School trip in Israel: 3000-year-old scarab beetle discovered

Status: 11/30/2022 3:22 p.m

Surprise on a school trip in Israel: the tour guide of an eighth grade found a 3000-year-old scarab beetle during a field trip. The Bronze Age seal apparently shows an Egyptian pharaoh crowning a local ruler.

During an archaeological excursion by a school class in Azor near Tel Aviv, a more than 3,000-year-old scarab was discovered, according to the Israel Antiquities Authority. “At first I thought it was a toy lying in the dirt, but an inner voice said to me, pick it up and turn it over,” said Gilad Stern of the agency’s education center, who led the tour.

He was amazed that it was a seal in the shape of the scarab dung beetle with a scene clearly engraved. That is “the dream of every archeology lover,” says Stern. The eighth graders at Rabin Middle School are also “totally enthusiastic”.

Power symbol of an authority figure

With the antiquities authority’s excursion program, schoolchildren should acquire archaeological knowledge and pass it on. The scene depicted on the scarab probably depicts the Egyptian pharaoh’s installation of a local ruler in the land of Canaan. It thus reflects the geopolitical reality of the late Bronze Age, around 1500 to 1000 BC, explained Amir Golani, a Bronze Age specialist at the Israel Antiquities Authority. It is “very likely that the seal actually dates from the late Bronze Age when the local Canaanites were ruled by the Egyptian Empire”.
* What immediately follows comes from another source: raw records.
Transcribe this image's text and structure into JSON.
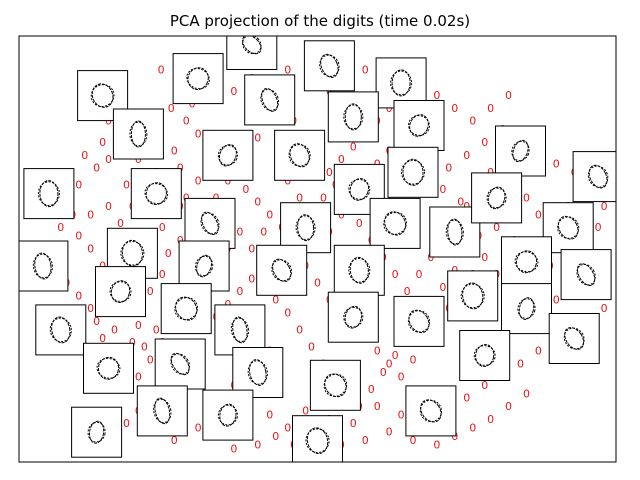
{
  "chart_data": {
    "type": "scatter",
    "title": "PCA projection of the digits (time 0.02s)",
    "xlabel": "",
    "ylabel": "",
    "axes_ticks": false,
    "grid": false,
    "xlim": [
      0,
      1
    ],
    "ylim": [
      0,
      1
    ],
    "point_label": "0",
    "point_color": "#e41a1c",
    "thumbnail_digit": "0",
    "thumbnail_border_color": "#000000",
    "points": [
      [
        0.355,
        0.98
      ],
      [
        0.238,
        0.92
      ],
      [
        0.315,
        0.92
      ],
      [
        0.39,
        0.9
      ],
      [
        0.45,
        0.92
      ],
      [
        0.52,
        0.87
      ],
      [
        0.55,
        0.89
      ],
      [
        0.36,
        0.87
      ],
      [
        0.33,
        0.85
      ],
      [
        0.29,
        0.84
      ],
      [
        0.255,
        0.83
      ],
      [
        0.225,
        0.8
      ],
      [
        0.21,
        0.78
      ],
      [
        0.28,
        0.8
      ],
      [
        0.3,
        0.77
      ],
      [
        0.32,
        0.75
      ],
      [
        0.17,
        0.78
      ],
      [
        0.15,
        0.8
      ],
      [
        0.14,
        0.75
      ],
      [
        0.15,
        0.71
      ],
      [
        0.13,
        0.69
      ],
      [
        0.11,
        0.72
      ],
      [
        0.19,
        0.74
      ],
      [
        0.2,
        0.71
      ],
      [
        0.23,
        0.68
      ],
      [
        0.26,
        0.73
      ],
      [
        0.27,
        0.69
      ],
      [
        0.18,
        0.65
      ],
      [
        0.1,
        0.65
      ],
      [
        0.08,
        0.62
      ],
      [
        0.07,
        0.66
      ],
      [
        0.09,
        0.58
      ],
      [
        0.07,
        0.55
      ],
      [
        0.04,
        0.5
      ],
      [
        0.06,
        0.46
      ],
      [
        0.08,
        0.42
      ],
      [
        0.1,
        0.39
      ],
      [
        0.12,
        0.36
      ],
      [
        0.14,
        0.38
      ],
      [
        0.18,
        0.35
      ],
      [
        0.2,
        0.32
      ],
      [
        0.22,
        0.4
      ],
      [
        0.24,
        0.44
      ],
      [
        0.25,
        0.49
      ],
      [
        0.27,
        0.52
      ],
      [
        0.29,
        0.55
      ],
      [
        0.31,
        0.59
      ],
      [
        0.33,
        0.62
      ],
      [
        0.35,
        0.66
      ],
      [
        0.38,
        0.64
      ],
      [
        0.4,
        0.61
      ],
      [
        0.42,
        0.58
      ],
      [
        0.44,
        0.55
      ],
      [
        0.46,
        0.52
      ],
      [
        0.43,
        0.49
      ],
      [
        0.41,
        0.46
      ],
      [
        0.39,
        0.43
      ],
      [
        0.37,
        0.4
      ],
      [
        0.35,
        0.37
      ],
      [
        0.33,
        0.34
      ],
      [
        0.31,
        0.31
      ],
      [
        0.3,
        0.27
      ],
      [
        0.28,
        0.24
      ],
      [
        0.26,
        0.21
      ],
      [
        0.24,
        0.18
      ],
      [
        0.22,
        0.15
      ],
      [
        0.2,
        0.12
      ],
      [
        0.18,
        0.09
      ],
      [
        0.22,
        0.07
      ],
      [
        0.26,
        0.05
      ],
      [
        0.3,
        0.08
      ],
      [
        0.34,
        0.06
      ],
      [
        0.38,
        0.09
      ],
      [
        0.42,
        0.11
      ],
      [
        0.45,
        0.08
      ],
      [
        0.48,
        0.12
      ],
      [
        0.52,
        0.1
      ],
      [
        0.56,
        0.09
      ],
      [
        0.6,
        0.13
      ],
      [
        0.64,
        0.11
      ],
      [
        0.68,
        0.08
      ],
      [
        0.72,
        0.12
      ],
      [
        0.75,
        0.15
      ],
      [
        0.78,
        0.18
      ],
      [
        0.81,
        0.2
      ],
      [
        0.84,
        0.23
      ],
      [
        0.87,
        0.26
      ],
      [
        0.9,
        0.29
      ],
      [
        0.93,
        0.31
      ],
      [
        0.96,
        0.33
      ],
      [
        0.98,
        0.36
      ],
      [
        0.95,
        0.4
      ],
      [
        0.92,
        0.43
      ],
      [
        0.89,
        0.46
      ],
      [
        0.86,
        0.49
      ],
      [
        0.83,
        0.52
      ],
      [
        0.8,
        0.55
      ],
      [
        0.77,
        0.58
      ],
      [
        0.74,
        0.61
      ],
      [
        0.71,
        0.64
      ],
      [
        0.68,
        0.67
      ],
      [
        0.65,
        0.7
      ],
      [
        0.62,
        0.73
      ],
      [
        0.6,
        0.7
      ],
      [
        0.58,
        0.66
      ],
      [
        0.56,
        0.62
      ],
      [
        0.54,
        0.58
      ],
      [
        0.52,
        0.54
      ],
      [
        0.5,
        0.5
      ],
      [
        0.48,
        0.46
      ],
      [
        0.5,
        0.42
      ],
      [
        0.52,
        0.38
      ],
      [
        0.54,
        0.35
      ],
      [
        0.56,
        0.32
      ],
      [
        0.58,
        0.29
      ],
      [
        0.6,
        0.26
      ],
      [
        0.62,
        0.23
      ],
      [
        0.64,
        0.2
      ],
      [
        0.66,
        0.24
      ],
      [
        0.68,
        0.28
      ],
      [
        0.7,
        0.32
      ],
      [
        0.72,
        0.36
      ],
      [
        0.74,
        0.4
      ],
      [
        0.76,
        0.44
      ],
      [
        0.78,
        0.48
      ],
      [
        0.8,
        0.44
      ],
      [
        0.82,
        0.4
      ],
      [
        0.84,
        0.36
      ],
      [
        0.86,
        0.32
      ],
      [
        0.88,
        0.35
      ],
      [
        0.9,
        0.38
      ],
      [
        0.92,
        0.6
      ],
      [
        0.95,
        0.63
      ],
      [
        0.98,
        0.6
      ],
      [
        0.96,
        0.66
      ],
      [
        0.93,
        0.68
      ],
      [
        0.9,
        0.7
      ],
      [
        0.87,
        0.72
      ],
      [
        0.84,
        0.75
      ],
      [
        0.81,
        0.78
      ],
      [
        0.78,
        0.75
      ],
      [
        0.75,
        0.72
      ],
      [
        0.72,
        0.69
      ],
      [
        0.7,
        0.74
      ],
      [
        0.68,
        0.78
      ],
      [
        0.66,
        0.82
      ],
      [
        0.64,
        0.86
      ],
      [
        0.62,
        0.83
      ],
      [
        0.6,
        0.8
      ],
      [
        0.58,
        0.77
      ],
      [
        0.56,
        0.74
      ],
      [
        0.54,
        0.71
      ],
      [
        0.52,
        0.68
      ],
      [
        0.5,
        0.72
      ],
      [
        0.48,
        0.76
      ],
      [
        0.46,
        0.8
      ],
      [
        0.44,
        0.84
      ],
      [
        0.42,
        0.8
      ],
      [
        0.4,
        0.76
      ],
      [
        0.38,
        0.72
      ],
      [
        0.36,
        0.68
      ],
      [
        0.34,
        0.72
      ],
      [
        0.32,
        0.7
      ],
      [
        0.3,
        0.66
      ],
      [
        0.28,
        0.62
      ],
      [
        0.26,
        0.58
      ],
      [
        0.24,
        0.55
      ],
      [
        0.22,
        0.52
      ],
      [
        0.2,
        0.49
      ],
      [
        0.18,
        0.46
      ],
      [
        0.16,
        0.43
      ],
      [
        0.14,
        0.46
      ],
      [
        0.12,
        0.5
      ],
      [
        0.1,
        0.53
      ],
      [
        0.12,
        0.58
      ],
      [
        0.15,
        0.6
      ],
      [
        0.17,
        0.56
      ],
      [
        0.19,
        0.6
      ],
      [
        0.21,
        0.63
      ],
      [
        0.23,
        0.6
      ],
      [
        0.25,
        0.64
      ],
      [
        0.27,
        0.6
      ],
      [
        0.29,
        0.45
      ],
      [
        0.31,
        0.42
      ],
      [
        0.33,
        0.46
      ],
      [
        0.35,
        0.5
      ],
      [
        0.37,
        0.54
      ],
      [
        0.39,
        0.5
      ],
      [
        0.41,
        0.54
      ],
      [
        0.43,
        0.38
      ],
      [
        0.45,
        0.35
      ],
      [
        0.47,
        0.31
      ],
      [
        0.49,
        0.27
      ],
      [
        0.51,
        0.23
      ],
      [
        0.53,
        0.19
      ],
      [
        0.55,
        0.16
      ],
      [
        0.57,
        0.13
      ],
      [
        0.59,
        0.17
      ],
      [
        0.61,
        0.21
      ],
      [
        0.63,
        0.25
      ],
      [
        0.65,
        0.29
      ],
      [
        0.67,
        0.33
      ],
      [
        0.69,
        0.37
      ],
      [
        0.71,
        0.41
      ],
      [
        0.73,
        0.45
      ],
      [
        0.75,
        0.49
      ],
      [
        0.77,
        0.53
      ],
      [
        0.79,
        0.57
      ],
      [
        0.81,
        0.61
      ],
      [
        0.83,
        0.65
      ],
      [
        0.85,
        0.62
      ],
      [
        0.87,
        0.58
      ],
      [
        0.89,
        0.54
      ],
      [
        0.91,
        0.5
      ],
      [
        0.93,
        0.47
      ],
      [
        0.95,
        0.51
      ],
      [
        0.97,
        0.55
      ],
      [
        0.85,
        0.16
      ],
      [
        0.82,
        0.13
      ],
      [
        0.79,
        0.1
      ],
      [
        0.76,
        0.08
      ],
      [
        0.73,
        0.06
      ],
      [
        0.7,
        0.04
      ],
      [
        0.66,
        0.05
      ],
      [
        0.62,
        0.07
      ],
      [
        0.58,
        0.05
      ],
      [
        0.54,
        0.04
      ],
      [
        0.5,
        0.06
      ],
      [
        0.46,
        0.04
      ],
      [
        0.43,
        0.06
      ],
      [
        0.4,
        0.04
      ],
      [
        0.36,
        0.03
      ],
      [
        0.33,
        0.14
      ],
      [
        0.36,
        0.18
      ],
      [
        0.39,
        0.22
      ],
      [
        0.42,
        0.26
      ],
      [
        0.4,
        0.3
      ],
      [
        0.38,
        0.34
      ],
      [
        0.14,
        0.29
      ],
      [
        0.16,
        0.26
      ],
      [
        0.18,
        0.23
      ],
      [
        0.2,
        0.2
      ],
      [
        0.22,
        0.24
      ],
      [
        0.24,
        0.28
      ],
      [
        0.26,
        0.32
      ],
      [
        0.12,
        0.25
      ],
      [
        0.1,
        0.28
      ],
      [
        0.13,
        0.33
      ],
      [
        0.16,
        0.31
      ],
      [
        0.19,
        0.28
      ],
      [
        0.21,
        0.27
      ],
      [
        0.23,
        0.31
      ],
      [
        0.45,
        0.66
      ],
      [
        0.47,
        0.62
      ],
      [
        0.49,
        0.58
      ],
      [
        0.51,
        0.62
      ],
      [
        0.53,
        0.65
      ],
      [
        0.55,
        0.6
      ],
      [
        0.57,
        0.56
      ],
      [
        0.59,
        0.52
      ],
      [
        0.61,
        0.48
      ],
      [
        0.63,
        0.44
      ],
      [
        0.65,
        0.4
      ],
      [
        0.67,
        0.44
      ],
      [
        0.69,
        0.48
      ],
      [
        0.71,
        0.52
      ],
      [
        0.73,
        0.56
      ],
      [
        0.75,
        0.6
      ],
      [
        0.77,
        0.64
      ],
      [
        0.79,
        0.68
      ],
      [
        0.81,
        0.71
      ],
      [
        0.7,
        0.86
      ],
      [
        0.73,
        0.83
      ],
      [
        0.76,
        0.8
      ],
      [
        0.79,
        0.83
      ],
      [
        0.82,
        0.86
      ],
      [
        0.67,
        0.89
      ],
      [
        0.64,
        0.92
      ],
      [
        0.61,
        0.89
      ],
      [
        0.58,
        0.92
      ]
    ],
    "thumbnails": [
      [
        0.39,
        0.98
      ],
      [
        0.52,
        0.93
      ],
      [
        0.64,
        0.89
      ],
      [
        0.3,
        0.9
      ],
      [
        0.42,
        0.85
      ],
      [
        0.56,
        0.81
      ],
      [
        0.67,
        0.79
      ],
      [
        0.14,
        0.86
      ],
      [
        0.2,
        0.77
      ],
      [
        0.35,
        0.72
      ],
      [
        0.47,
        0.72
      ],
      [
        0.66,
        0.68
      ],
      [
        0.84,
        0.73
      ],
      [
        0.97,
        0.67
      ],
      [
        0.05,
        0.63
      ],
      [
        0.23,
        0.63
      ],
      [
        0.32,
        0.56
      ],
      [
        0.48,
        0.55
      ],
      [
        0.57,
        0.64
      ],
      [
        0.63,
        0.56
      ],
      [
        0.73,
        0.54
      ],
      [
        0.8,
        0.62
      ],
      [
        0.92,
        0.55
      ],
      [
        0.19,
        0.49
      ],
      [
        0.31,
        0.46
      ],
      [
        0.44,
        0.45
      ],
      [
        0.57,
        0.45
      ],
      [
        0.85,
        0.47
      ],
      [
        0.95,
        0.44
      ],
      [
        0.04,
        0.46
      ],
      [
        0.17,
        0.4
      ],
      [
        0.28,
        0.36
      ],
      [
        0.37,
        0.31
      ],
      [
        0.56,
        0.34
      ],
      [
        0.67,
        0.33
      ],
      [
        0.76,
        0.39
      ],
      [
        0.85,
        0.36
      ],
      [
        0.93,
        0.29
      ],
      [
        0.07,
        0.31
      ],
      [
        0.15,
        0.22
      ],
      [
        0.27,
        0.23
      ],
      [
        0.4,
        0.21
      ],
      [
        0.78,
        0.25
      ],
      [
        0.53,
        0.18
      ],
      [
        0.24,
        0.12
      ],
      [
        0.35,
        0.11
      ],
      [
        0.69,
        0.12
      ],
      [
        0.5,
        0.05
      ],
      [
        0.13,
        0.07
      ]
    ]
  }
}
An authority figure may have worn the bluish-greenish seal on a ring or chain as a symbol of power and status. It is therefore also unclear whether the piece was made in Egypt or in Israel. The scarab was considered by the Egyptians to be a symbol of luck, creation and rebirth. They saw the beetle’s ability to roll dung balls twice its own size as a parallel to the sun god Re and his chariot ride across the sky.